I’ve rounded some sort of corner. Life feels less sharp. Softer. There’s an understanding. An acceptance. Maybe it’s an intermission in the grief process, or a bigger appreciation for smaller things. Maybe after 69 days, I’ve come to value a life made simpler by circumstance.
I miss our family most, of course, each housed in our own versions of homestead. Apartments. Shared houses with roommates. One soon to deploy and quarantined in a barracks. We’re all working from home, hovering over screens, managing and making the best we can of a bad situation. Loving as hard as we can from a distance. Blowing kisses to a toddler by phone.
There’s projects and putterings and plantings. We work for the good of the whole, starting each day by asking what’s for dinner and ending it with a game of cribbage. We measure the minutes in between by work and the odd jobs of life at home around-the-clock.
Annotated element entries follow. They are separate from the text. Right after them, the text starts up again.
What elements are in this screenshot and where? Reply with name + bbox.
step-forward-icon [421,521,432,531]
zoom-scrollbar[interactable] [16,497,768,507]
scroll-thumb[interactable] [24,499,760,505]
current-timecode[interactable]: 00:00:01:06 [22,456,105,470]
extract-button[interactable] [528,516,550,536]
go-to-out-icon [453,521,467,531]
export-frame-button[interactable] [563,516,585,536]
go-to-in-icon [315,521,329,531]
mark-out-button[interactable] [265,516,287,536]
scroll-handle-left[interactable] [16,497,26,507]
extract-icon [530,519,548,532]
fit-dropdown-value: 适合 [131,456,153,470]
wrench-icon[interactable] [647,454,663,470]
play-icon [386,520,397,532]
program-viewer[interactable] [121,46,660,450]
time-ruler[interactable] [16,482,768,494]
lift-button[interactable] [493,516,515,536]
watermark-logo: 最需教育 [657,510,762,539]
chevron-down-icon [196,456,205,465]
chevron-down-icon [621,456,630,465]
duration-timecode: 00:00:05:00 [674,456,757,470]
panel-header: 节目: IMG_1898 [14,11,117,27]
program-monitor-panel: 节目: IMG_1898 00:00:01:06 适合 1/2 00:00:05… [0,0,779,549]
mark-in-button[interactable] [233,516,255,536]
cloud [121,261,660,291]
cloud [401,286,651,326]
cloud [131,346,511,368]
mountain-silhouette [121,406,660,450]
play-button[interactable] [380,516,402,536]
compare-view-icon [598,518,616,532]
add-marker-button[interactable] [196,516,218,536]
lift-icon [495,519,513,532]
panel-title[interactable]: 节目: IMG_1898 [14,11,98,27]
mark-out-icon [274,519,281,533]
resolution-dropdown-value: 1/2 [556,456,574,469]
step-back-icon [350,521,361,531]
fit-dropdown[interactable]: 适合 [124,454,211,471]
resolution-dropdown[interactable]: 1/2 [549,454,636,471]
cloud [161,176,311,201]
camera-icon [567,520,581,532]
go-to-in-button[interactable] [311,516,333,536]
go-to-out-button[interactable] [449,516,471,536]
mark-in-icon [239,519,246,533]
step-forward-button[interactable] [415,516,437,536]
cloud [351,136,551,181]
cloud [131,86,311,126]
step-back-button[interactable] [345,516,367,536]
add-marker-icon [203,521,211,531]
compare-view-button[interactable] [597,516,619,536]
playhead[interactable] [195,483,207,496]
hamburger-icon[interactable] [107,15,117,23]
I’m writing more letters, listening to more music, and sometimes dancing in the kitchen. There’s joy. Hope. Tears. Fear. And fun too. Homemaking has new meaning.
While each day has a quality of feeling much like the day before it, I feel differently from one day to the next. I’m humbled by the rise and fall of my mood, finally coming to the realization that I can choose to look at the sky as partly cloudy or partly sunny. Of course, warmer weather and open windows help. We gather on the porch or in the yard out back at the end of the day, grateful for the greening of the world around us and the simple pleasures of bird song and chipmunks and the perfume of blooming lilacs.
Neighbors call from across the yard, and we chat with other walkers from across the street. We all feel a little friendlier, more neighborly somehow. Our door’s often unlocked these days because home is safe, and our guard only rises when we need to enter the world beyond.
Last weekend, I pulled my bike out for a ride. Coasting down a hill, I was eight again, and about as carefree as I get these days. Sun warmed my face. Happy filled my heart. All will be well.